5. Politicizing the Non-Political. In some ways, this is the most malevolent example of right-wing mission creep, i.e., the eagerness to infiltrate what are (at least theoretically) sites for non-political and non-partisan public service, with the purpose of weaponizing them toward ideological ends (or simply expanding and protecting power). We’re talking here not only about the courts, but also about things like school boards, public health agencies, and the US Foreign Service. As noted in an ongoing Axios series, Trump had attempted to purge some 50,000 (yes, fifty-thousand!) civil servants and replace them with incompetent loyalists. Had he been successful, it would have become difficult to find just about any American public institution untainted by Trump’s poison.
And so, the country really is turning increasingly undemocratic as we speak. We’re not all the way there yet, but look at the kind of disgusting effluvia that are in the air.

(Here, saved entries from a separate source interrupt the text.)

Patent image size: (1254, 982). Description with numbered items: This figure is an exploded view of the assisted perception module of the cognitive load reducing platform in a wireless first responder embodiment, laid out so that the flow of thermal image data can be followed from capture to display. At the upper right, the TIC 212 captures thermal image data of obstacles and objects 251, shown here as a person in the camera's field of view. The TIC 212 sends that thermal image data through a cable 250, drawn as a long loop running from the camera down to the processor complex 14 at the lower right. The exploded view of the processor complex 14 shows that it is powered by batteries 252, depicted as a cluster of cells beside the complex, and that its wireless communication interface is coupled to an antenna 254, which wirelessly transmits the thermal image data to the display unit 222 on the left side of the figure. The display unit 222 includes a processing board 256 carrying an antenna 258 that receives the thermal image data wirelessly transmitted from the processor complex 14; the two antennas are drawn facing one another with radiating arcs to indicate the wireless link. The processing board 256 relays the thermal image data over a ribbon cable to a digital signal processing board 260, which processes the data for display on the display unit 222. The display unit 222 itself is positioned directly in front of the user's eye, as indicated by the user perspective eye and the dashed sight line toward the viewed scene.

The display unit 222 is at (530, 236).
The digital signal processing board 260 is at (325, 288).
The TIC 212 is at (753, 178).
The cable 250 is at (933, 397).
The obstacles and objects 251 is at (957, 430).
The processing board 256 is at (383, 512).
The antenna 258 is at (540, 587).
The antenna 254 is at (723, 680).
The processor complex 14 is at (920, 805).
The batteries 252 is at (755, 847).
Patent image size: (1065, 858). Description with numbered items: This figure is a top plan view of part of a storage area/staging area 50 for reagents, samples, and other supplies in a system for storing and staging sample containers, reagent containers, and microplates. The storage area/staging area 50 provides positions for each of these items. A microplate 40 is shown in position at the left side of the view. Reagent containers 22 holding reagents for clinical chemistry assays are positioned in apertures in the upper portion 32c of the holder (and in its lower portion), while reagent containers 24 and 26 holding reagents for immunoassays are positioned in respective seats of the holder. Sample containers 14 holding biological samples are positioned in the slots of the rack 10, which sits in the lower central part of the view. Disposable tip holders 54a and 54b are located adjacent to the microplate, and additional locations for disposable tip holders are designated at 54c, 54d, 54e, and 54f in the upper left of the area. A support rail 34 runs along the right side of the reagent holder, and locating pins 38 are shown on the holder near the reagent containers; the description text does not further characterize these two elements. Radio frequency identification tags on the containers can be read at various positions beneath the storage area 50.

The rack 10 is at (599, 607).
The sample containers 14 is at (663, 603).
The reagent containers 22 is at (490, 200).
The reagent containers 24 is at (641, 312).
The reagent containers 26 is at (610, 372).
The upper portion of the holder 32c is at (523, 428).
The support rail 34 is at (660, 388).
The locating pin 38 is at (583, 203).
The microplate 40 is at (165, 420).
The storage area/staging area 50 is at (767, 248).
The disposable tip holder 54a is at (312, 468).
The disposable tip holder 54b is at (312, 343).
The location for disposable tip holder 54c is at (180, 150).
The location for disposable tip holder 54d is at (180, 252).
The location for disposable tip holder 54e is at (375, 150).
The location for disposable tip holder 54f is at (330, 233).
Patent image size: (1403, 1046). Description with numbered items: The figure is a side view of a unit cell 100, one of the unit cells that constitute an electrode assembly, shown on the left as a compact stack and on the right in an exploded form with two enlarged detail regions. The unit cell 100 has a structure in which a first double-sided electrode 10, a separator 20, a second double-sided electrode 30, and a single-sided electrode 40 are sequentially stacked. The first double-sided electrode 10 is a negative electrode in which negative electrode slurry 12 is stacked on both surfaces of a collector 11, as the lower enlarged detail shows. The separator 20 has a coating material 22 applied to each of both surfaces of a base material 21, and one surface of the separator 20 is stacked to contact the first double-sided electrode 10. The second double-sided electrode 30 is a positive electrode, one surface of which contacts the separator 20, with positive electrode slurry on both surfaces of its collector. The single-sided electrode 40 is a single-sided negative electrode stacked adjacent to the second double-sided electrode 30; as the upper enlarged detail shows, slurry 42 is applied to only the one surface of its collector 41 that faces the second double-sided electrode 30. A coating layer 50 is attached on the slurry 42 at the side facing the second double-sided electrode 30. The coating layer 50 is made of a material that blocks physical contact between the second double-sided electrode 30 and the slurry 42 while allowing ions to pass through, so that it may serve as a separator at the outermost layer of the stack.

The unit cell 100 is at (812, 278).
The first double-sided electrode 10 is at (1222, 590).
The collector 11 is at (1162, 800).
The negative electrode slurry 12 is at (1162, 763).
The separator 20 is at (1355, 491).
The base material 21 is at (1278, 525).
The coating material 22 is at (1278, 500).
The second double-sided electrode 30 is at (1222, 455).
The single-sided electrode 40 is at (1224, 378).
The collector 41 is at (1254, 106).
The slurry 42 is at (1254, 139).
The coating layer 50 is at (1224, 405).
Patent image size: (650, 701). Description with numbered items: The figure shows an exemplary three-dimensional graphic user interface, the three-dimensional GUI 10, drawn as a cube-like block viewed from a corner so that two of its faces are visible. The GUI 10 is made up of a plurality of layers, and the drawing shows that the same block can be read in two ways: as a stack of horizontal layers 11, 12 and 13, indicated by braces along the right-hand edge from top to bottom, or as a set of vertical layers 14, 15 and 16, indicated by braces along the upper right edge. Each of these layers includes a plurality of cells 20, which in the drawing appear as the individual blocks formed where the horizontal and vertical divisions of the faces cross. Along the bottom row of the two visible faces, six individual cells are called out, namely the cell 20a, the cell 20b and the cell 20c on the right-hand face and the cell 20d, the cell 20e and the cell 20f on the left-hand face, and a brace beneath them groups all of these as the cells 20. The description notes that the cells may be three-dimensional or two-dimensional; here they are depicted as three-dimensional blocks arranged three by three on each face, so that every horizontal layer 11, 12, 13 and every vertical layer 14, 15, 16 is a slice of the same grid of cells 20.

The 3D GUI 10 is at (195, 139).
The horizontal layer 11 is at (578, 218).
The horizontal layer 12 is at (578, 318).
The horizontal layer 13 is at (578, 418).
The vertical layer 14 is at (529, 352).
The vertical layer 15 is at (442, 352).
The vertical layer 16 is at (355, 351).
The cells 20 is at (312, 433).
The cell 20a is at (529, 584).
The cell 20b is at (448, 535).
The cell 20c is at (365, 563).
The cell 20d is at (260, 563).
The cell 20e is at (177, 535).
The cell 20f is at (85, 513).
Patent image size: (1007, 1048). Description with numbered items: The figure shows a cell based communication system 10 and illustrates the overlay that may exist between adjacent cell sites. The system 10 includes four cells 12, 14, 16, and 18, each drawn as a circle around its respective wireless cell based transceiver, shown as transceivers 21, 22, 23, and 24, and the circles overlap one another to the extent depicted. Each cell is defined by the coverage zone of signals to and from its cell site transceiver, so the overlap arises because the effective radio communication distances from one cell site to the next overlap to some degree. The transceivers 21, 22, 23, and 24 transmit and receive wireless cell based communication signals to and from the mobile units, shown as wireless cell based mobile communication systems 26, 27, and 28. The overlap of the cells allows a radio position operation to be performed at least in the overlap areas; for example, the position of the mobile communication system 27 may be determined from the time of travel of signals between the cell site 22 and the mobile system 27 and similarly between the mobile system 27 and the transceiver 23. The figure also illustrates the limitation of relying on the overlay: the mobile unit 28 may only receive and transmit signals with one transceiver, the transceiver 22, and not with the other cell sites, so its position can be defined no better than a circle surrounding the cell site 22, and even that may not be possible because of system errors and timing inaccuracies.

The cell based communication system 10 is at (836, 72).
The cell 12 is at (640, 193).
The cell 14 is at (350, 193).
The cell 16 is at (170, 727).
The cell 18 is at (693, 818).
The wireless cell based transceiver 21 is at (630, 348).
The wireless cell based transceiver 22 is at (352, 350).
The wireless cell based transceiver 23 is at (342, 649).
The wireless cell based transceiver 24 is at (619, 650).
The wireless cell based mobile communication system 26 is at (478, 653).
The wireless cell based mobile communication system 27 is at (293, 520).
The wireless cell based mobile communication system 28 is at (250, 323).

A reactionary, jingoistic, and racist party that possesses power out of sync with the will of the governed, monkeys with elections and electoral procedures to produce their preferred outcomes, profits from corruption and shady business dealings, and yes, replaces an independent judiciary with political hacks. That’s normally what we mean by fascism.
But, perhaps the Toteboard digresses. This post was really talking about the five SCOTUS snakes, the damage they’ve wrought, and the damage they are yet to bring. Is there any hope for undoing the insane social revolution they have launched? To be honest, not really, at least not in the short term. But if the American public somehow decides that it doesn’t want to spend the next two or three generations having to scratch and claw for reproductive freedom, and somehow finally makes the connection the loss of that freedom was facilitated by a republican congress, then maybe, just maybe, the public will start its own revolution, at the ballot box, starting this November.
But remember, as noted earlier, the snakes have already left the barn, and electing democrats won’t stop the excesses of the current court, but it might get the ball rolling on reversing those excesses legislatively, putting more progressive jurists on the lower courts (and eventually SCOTUS), and generally restoring integrity to various government institutions. But don’t get too excited about things turning around all that quickly. With the red-state base, and the filibuster, and the gerrymandering, and the voter suppression laws, even a convincing democratic upset victory will provide only a thin dose of antivenom.